Scott @ The Healthy Eating Guide

I have been a regular reader for about four years now, and today, serendipity led me to this recipe. I live in Chennai, India, and just yesterday went to the Anokhi Eco Cafe here, where I enjoyed one of Chennai’s most peaceful refuges. And I also bought some of their lovely textiles! I couldn’t believe the irony of your post. I guess fate has led me to this salad!

HS: 🙂


Looks tasty and so healthy.

Fork and Whisk

I made this salad last night for my husband and a friend with arugula, broccoli and pistachios. The dressing made it absolutely perfect, even sans avocado. My dressing was thick and brown too (mustard and balsamic will do that) and it coating everything perfectly. Thanks, Heidi! Whenever I make any of your recipes, everyone just loves them.


What an absolutely gorgeous salad, and the story behind it, and meeting Melissia is wonderful. It’s amazing how big the world is, but also, how at times, it can be small too. Meeting Melissa was obviously meant to be.

Jennifer @ Delicieux

My dressing turned out thick and brown as well. I made it in a mini processor. Should I have used a blender?


I was in Jaipur with my cousins. One cousin ate a beautiful salad from a street vendor.

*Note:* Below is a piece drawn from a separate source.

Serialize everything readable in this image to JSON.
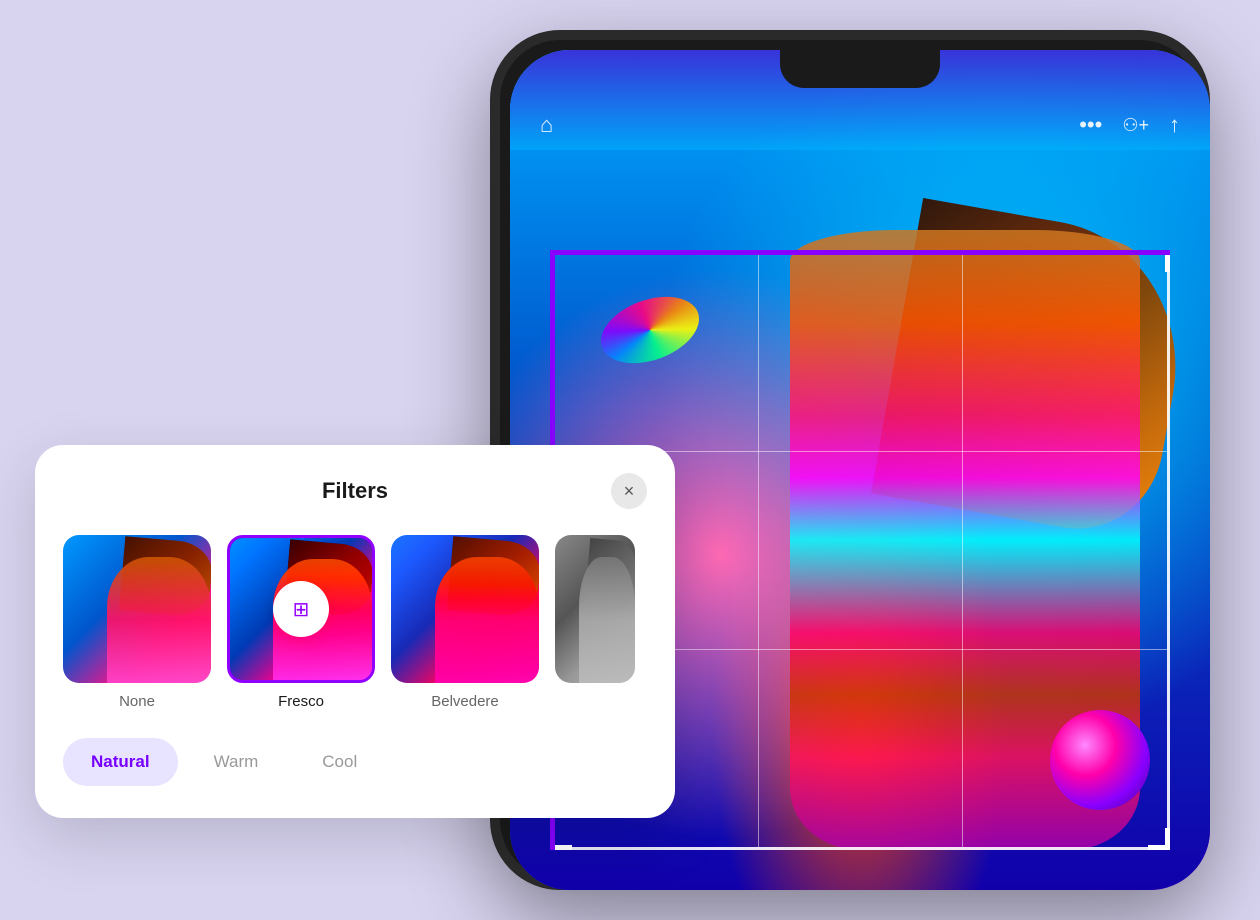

She unfortunately got so sick that she did not get to see the Anokhi shop (just the museum) The other cousin & I ate at the cafe at the shop. I’d love to go back and do more shopping!

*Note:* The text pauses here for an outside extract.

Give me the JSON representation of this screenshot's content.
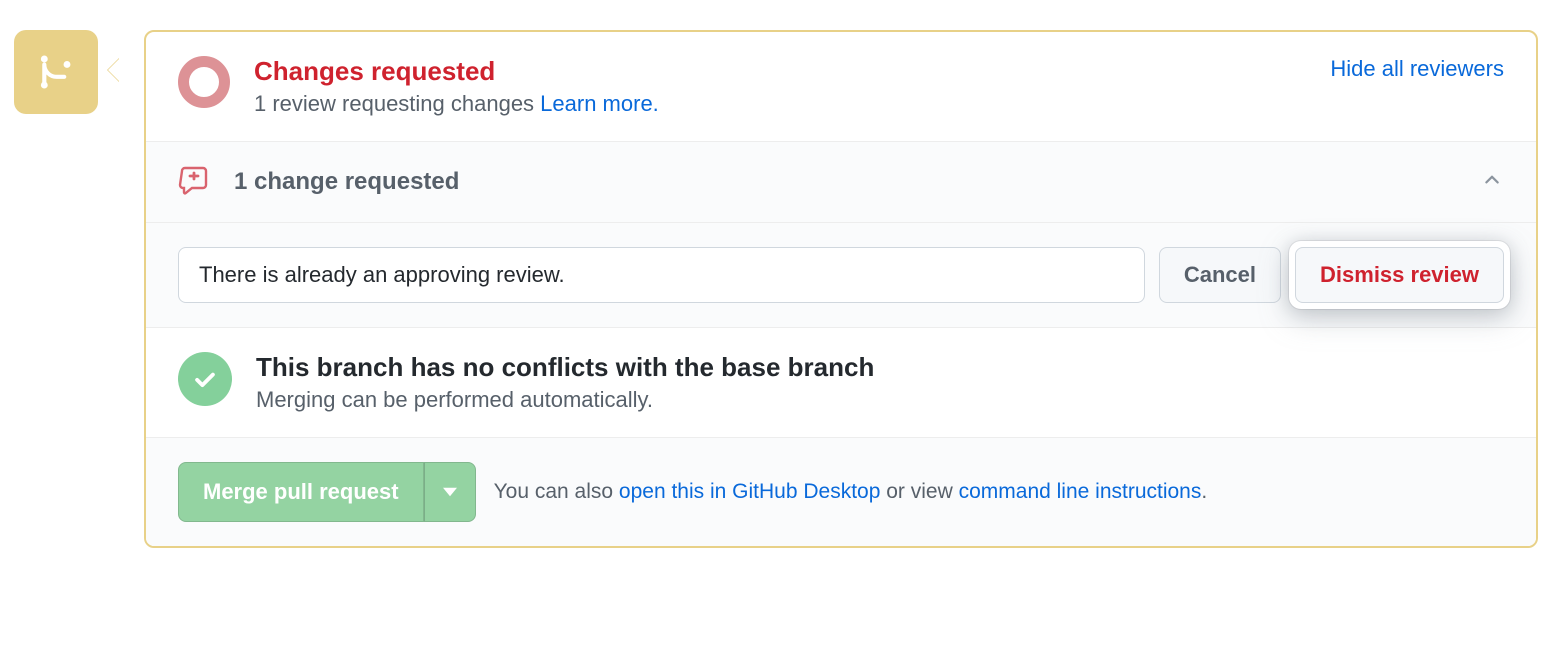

I know how you felt. We were on vacation in Italy recently and eating literally the best food of our lives, but my husband and I were both dreaming of kale. As soon as we got home I went out the store and bought and made a big salad (one of your recipes!).
This one looks amazing. I’m totally making it tonight.

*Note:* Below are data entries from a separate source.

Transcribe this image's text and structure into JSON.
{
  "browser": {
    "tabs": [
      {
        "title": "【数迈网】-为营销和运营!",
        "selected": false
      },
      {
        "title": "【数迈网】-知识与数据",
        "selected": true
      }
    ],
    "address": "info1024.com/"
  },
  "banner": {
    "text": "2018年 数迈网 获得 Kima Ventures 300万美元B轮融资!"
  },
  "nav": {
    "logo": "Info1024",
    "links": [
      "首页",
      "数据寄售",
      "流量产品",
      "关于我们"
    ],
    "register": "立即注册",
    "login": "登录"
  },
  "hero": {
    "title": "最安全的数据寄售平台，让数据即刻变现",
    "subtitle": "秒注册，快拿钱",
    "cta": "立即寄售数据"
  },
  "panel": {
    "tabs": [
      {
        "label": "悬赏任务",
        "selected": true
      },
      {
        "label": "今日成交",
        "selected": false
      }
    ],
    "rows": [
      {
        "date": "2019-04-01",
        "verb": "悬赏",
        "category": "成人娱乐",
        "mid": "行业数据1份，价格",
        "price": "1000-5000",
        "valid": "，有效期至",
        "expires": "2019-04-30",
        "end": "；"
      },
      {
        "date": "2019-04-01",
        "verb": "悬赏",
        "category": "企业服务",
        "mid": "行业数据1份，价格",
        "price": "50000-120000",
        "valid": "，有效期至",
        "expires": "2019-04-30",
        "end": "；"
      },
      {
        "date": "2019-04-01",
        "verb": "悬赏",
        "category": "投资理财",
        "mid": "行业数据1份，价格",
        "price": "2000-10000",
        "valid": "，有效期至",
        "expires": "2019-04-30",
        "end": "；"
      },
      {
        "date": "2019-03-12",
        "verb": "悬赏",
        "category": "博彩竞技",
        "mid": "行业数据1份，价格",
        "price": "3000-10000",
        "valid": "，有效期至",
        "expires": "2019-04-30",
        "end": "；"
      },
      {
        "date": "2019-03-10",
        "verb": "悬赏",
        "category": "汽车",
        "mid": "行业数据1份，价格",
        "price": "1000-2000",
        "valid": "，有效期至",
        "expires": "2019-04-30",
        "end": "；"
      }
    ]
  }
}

I love Anokhi! Isn’t it the best? I had to buy an extra suitcase to bring back all the table linens I bought there. Thanks for sharing about your visit!


We have made this salad for dinner every night this week – excellent! Thanks for the recipe.


Gorgeous photos! I’m in the mood for warm salads lately, and I bet this one would do the trick just fine if I tossed the broccoli in while still hot. Perfect! Thanks for another amazing recipe.

Katie (The Muffin Myth)

We had this with dinner last night. My kids LOVED it, especially my 13-year-old, who today proclaimed that for her birthday in February, she wants this for her birthday dinner! Delicious and SO healthy….love it.


also, in response to SF –
i worked for 4 weeks in Jaipur with an organic farm called GauShala (cow sanctuary). they sheltered abandoned cows and used cow dung to create biogas for fuel as well as many ayurvedic medicines (including diabetes pills! don’t ask…). at the end of biogas production they used the manure slurry as fertilizer for their organic produce. my boss was a wonderful old man whose motto was “grow organic; eat organic; save the earth!” i believe he said it about twenty times a day.
however, after the green revolution came to india in the 1960s and 70s, many indian farmers switched to conventional farming methods because of their “high-tech” status. these farmers became dependent on chemical inputs that increased crop yield initially but ultimately led to the decimation of a lot of farmland.
sadly, the “green revolution” is still spreading to many parts of the developing world.
but there are those that push back! like my beloved GauShala and the featured anokhi.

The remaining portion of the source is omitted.